Myślę, że nic szczególnego. Powinny robić to co robiły dotychczas. Tylko jeszcze lepiej.
Zadałbym inne pytanie. Czego robić nie powinny ?
Nie powinny, dla koniunkturalnych rozgrywek i zaspokajania indywidualnych ambicji poszczególnych osób, ulegać takiej pokrętnej retoryce z zewnątrz Kościoła. A w pewnej perspektywie czasowej będą i pozytywne skutki.
Przykładem może być konsekwentna walka Kościoła o ochronę życia od poczęcia.

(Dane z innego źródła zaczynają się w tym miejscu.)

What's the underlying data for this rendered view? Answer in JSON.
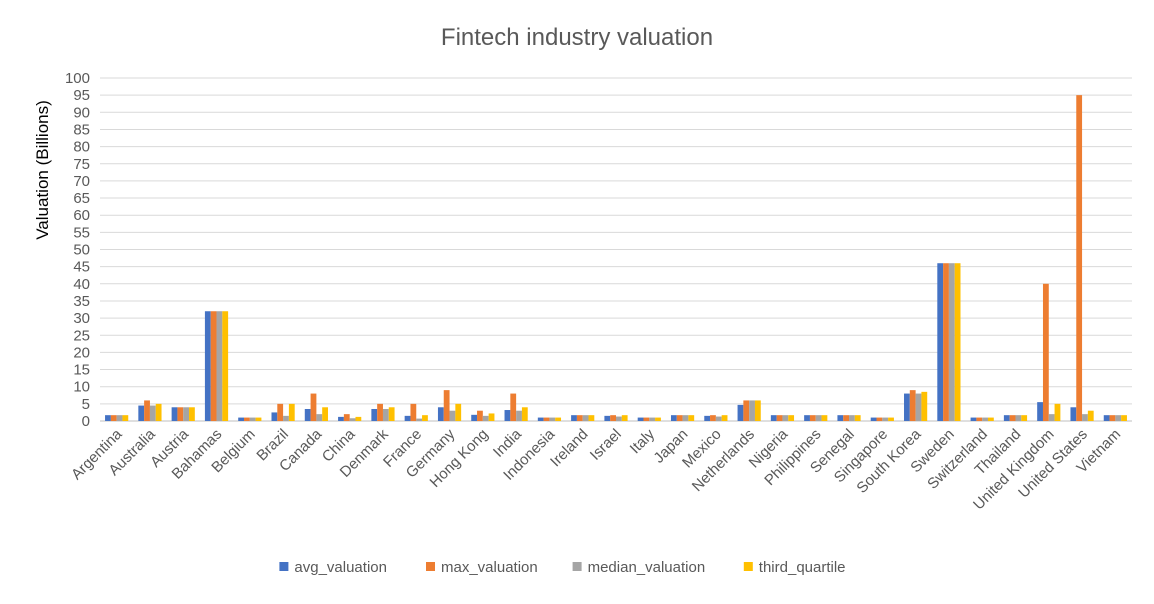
{
  "chart_data": {
    "type": "bar",
    "title": "Fintech industry  valuation",
    "xlabel": "",
    "ylabel": "Valuation  (Billions)",
    "ylim": [
      0,
      100
    ],
    "ytick_step": 5,
    "grid": true,
    "legend_position": "bottom",
    "categories": [
      "Argentina",
      "Australia",
      "Austria",
      "Bahamas",
      "Belgium",
      "Brazil",
      "Canada",
      "China",
      "Denmark",
      "France",
      "Germany",
      "Hong Kong",
      "India",
      "Indonesia",
      "Ireland",
      "Israel",
      "Italy",
      "Japan",
      "Mexico",
      "Netherlands",
      "Nigeria",
      "Philippines",
      "Senegal",
      "Singapore",
      "South Korea",
      "Sweden",
      "Switzerland",
      "Thailand",
      "United Kingdom",
      "United States",
      "Vietnam"
    ],
    "series": [
      {
        "name": "avg_valuation",
        "color": "#4472C4",
        "values": [
          1.7,
          4.5,
          4,
          32,
          1,
          2.5,
          3.5,
          1.2,
          3.5,
          1.5,
          4,
          1.8,
          3.2,
          1,
          1.7,
          1.5,
          1,
          1.7,
          1.5,
          4.7,
          1.7,
          1.7,
          1.7,
          1,
          8,
          46,
          1,
          1.7,
          5.5,
          4,
          1.7
        ]
      },
      {
        "name": "max_valuation",
        "color": "#ED7D31",
        "values": [
          1.7,
          6,
          4,
          32,
          1,
          5,
          8,
          2,
          5,
          5,
          9,
          3,
          8,
          1,
          1.7,
          1.7,
          1,
          1.7,
          1.7,
          6,
          1.7,
          1.7,
          1.7,
          1,
          9,
          46,
          1,
          1.7,
          40,
          95,
          1.7
        ]
      },
      {
        "name": "median_valuation",
        "color": "#A5A5A5",
        "values": [
          1.7,
          4.5,
          4,
          32,
          1,
          1.5,
          2,
          0.8,
          3.5,
          0.7,
          3,
          1.5,
          3,
          1,
          1.7,
          1.3,
          1,
          1.7,
          1.3,
          6,
          1.7,
          1.7,
          1.7,
          1,
          8,
          46,
          1,
          1.7,
          2,
          2,
          1.7
        ]
      },
      {
        "name": "third_quartile",
        "color": "#FFC000",
        "values": [
          1.7,
          5,
          4,
          32,
          1,
          5,
          4,
          1.2,
          4,
          1.7,
          5,
          2.2,
          4,
          1,
          1.7,
          1.7,
          1,
          1.7,
          1.7,
          6,
          1.7,
          1.7,
          1.7,
          1,
          8.5,
          46,
          1,
          1.7,
          5,
          3,
          1.7
        ]
      }
    ]
  }
}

Jeszcze kilkanaście lat temu, powszechnym poglądem (przynajmniej u nas w Polsce) było uznawanie za początek nowego istnienia - urodzin. Ewentualnie, ze względów medycznych, ograniczano możliwość aborcji na pierwsze tygodnie od poczęcia. Niestety, takiemu poglądowi sprzyjało również wielu duchownych, teologów i dogmatyków.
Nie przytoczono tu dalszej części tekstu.